The developer mailing list should be used to discuss complicated or controversial changes before working on a patch set.

Developer IRC can be found on Freenode at #bitcoin-core-dev.

Testing

Testing and code review is the bottleneck for development; we get more pull requests than we can review and test on short notice. Please be patient and help out by testing other people's pull requests, and remember this is a security-critical project where any mistake might cost people lots of money.

Automated Testing

Developers are strongly encouraged to write unit tests for new code, and to submit new unit tests for old code. Unit tests can be compiled and run (assuming they weren't disabled in configure) with: make check

There are also regression and integration tests of the RPC interface, written in Python, that are run automatically on the build server. These tests can be run (if the test dependencies are installed) with: qa/pull-tester/rpc-tests.py

The Travis CI system makes sure that every pull request is built for Windows, Linux, and OS X, and that unit/sanity tests are run automatically.
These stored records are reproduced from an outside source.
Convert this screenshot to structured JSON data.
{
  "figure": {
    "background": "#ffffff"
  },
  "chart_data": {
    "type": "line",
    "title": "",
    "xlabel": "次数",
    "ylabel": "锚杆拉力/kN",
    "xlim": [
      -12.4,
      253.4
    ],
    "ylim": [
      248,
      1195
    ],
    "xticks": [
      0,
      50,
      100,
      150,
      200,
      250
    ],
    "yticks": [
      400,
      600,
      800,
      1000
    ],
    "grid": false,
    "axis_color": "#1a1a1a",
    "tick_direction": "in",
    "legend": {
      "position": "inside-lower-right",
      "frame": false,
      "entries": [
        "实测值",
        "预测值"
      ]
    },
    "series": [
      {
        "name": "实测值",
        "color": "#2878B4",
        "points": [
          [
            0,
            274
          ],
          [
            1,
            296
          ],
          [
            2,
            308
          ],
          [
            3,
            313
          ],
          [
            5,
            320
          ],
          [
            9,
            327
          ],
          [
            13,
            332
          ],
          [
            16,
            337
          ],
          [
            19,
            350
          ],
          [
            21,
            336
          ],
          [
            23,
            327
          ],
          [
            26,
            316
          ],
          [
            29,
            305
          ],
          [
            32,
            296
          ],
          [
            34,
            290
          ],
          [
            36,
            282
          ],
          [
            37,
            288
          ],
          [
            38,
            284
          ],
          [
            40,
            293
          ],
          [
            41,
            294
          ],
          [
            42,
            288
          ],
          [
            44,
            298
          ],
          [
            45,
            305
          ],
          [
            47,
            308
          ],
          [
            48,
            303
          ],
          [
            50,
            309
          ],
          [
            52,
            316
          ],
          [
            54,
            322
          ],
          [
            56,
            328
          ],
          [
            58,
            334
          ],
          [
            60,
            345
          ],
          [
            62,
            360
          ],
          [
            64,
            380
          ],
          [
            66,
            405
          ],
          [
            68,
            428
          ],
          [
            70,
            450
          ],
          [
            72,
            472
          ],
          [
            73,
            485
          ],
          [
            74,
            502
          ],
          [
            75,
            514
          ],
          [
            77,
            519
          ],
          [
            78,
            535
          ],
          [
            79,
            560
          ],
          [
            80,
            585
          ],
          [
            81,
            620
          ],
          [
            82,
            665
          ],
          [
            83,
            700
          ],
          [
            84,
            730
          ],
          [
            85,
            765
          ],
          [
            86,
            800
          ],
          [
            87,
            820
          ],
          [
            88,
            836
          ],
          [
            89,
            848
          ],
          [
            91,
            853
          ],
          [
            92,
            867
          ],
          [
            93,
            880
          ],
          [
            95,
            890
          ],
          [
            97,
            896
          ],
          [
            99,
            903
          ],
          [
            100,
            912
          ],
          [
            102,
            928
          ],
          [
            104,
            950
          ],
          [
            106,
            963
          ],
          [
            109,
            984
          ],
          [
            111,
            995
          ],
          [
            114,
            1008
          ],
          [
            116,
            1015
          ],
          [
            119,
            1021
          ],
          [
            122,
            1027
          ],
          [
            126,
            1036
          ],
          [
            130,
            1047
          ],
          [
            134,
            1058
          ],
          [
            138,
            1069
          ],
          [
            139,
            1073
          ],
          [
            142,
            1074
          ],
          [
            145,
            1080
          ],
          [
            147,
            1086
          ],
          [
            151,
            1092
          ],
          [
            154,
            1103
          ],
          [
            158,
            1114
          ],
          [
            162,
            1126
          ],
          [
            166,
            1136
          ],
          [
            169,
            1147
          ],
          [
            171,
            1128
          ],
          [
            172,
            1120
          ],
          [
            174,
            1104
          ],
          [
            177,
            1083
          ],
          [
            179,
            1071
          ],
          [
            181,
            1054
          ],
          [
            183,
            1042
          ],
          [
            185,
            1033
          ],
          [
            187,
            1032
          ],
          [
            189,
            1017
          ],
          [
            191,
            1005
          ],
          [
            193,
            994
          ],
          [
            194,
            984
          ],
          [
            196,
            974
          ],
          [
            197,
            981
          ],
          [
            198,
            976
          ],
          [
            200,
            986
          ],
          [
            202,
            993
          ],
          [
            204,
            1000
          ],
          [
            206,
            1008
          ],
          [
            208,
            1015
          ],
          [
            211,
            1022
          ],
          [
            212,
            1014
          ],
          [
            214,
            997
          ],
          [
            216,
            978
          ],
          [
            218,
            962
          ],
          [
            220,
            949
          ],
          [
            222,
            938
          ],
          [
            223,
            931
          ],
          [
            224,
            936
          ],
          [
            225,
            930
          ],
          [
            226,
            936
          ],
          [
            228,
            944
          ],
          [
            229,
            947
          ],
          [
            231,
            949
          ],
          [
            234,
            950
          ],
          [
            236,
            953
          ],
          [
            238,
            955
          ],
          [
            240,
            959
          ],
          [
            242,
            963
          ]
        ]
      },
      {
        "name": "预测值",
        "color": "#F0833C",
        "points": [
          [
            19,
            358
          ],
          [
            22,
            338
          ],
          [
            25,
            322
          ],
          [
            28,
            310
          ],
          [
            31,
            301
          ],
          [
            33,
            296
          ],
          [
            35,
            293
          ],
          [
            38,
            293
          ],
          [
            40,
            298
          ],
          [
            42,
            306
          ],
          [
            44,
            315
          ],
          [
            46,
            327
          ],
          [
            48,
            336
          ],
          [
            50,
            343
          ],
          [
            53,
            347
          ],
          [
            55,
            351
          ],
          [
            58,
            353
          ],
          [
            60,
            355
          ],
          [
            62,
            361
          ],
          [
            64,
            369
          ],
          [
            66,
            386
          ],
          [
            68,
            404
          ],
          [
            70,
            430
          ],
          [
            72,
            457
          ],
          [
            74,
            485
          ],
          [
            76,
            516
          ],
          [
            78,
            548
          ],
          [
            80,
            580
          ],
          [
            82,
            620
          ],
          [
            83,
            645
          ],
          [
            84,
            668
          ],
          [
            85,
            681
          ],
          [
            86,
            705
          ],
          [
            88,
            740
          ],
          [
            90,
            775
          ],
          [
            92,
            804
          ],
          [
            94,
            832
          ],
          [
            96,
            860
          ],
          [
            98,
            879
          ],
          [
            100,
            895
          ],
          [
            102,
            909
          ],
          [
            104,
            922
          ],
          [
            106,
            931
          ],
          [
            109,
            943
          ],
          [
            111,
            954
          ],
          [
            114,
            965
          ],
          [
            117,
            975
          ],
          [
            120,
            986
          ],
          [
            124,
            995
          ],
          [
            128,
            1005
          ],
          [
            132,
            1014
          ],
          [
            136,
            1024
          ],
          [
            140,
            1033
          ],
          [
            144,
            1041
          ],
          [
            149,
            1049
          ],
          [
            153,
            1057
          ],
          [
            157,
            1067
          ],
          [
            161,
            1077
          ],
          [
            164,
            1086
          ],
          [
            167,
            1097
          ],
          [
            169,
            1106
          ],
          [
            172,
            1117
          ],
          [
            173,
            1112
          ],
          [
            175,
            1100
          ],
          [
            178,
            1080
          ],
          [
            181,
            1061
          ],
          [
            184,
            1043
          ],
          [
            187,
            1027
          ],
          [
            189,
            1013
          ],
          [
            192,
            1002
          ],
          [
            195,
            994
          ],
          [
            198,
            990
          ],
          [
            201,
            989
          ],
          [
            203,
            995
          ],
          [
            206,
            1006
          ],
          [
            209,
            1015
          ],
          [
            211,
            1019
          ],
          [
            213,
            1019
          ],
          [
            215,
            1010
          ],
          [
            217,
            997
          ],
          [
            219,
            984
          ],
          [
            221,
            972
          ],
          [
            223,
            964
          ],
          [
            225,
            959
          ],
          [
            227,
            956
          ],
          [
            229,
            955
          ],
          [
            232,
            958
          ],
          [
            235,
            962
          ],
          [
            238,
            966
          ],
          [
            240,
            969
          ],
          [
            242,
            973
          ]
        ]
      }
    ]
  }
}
Manual Quality Assurance (QA) Testing

Changes should be tested by somebody other than the developer who wrote the code. This is especially important for large or high-risk changes. It is useful to add a test plan to the pull request description if testing the changes is not straightforward.

Translations

Changes to translations as well as new translations can be submitted to Bitcoin Core's Transifex page.

Translations are periodically pulled from Transifex and merged into the git repository. See the translation process for details on how this works.

Important: We do not accept translation changes as GitHub pull requests because the next pull from Transifex would automatically overwrite them again.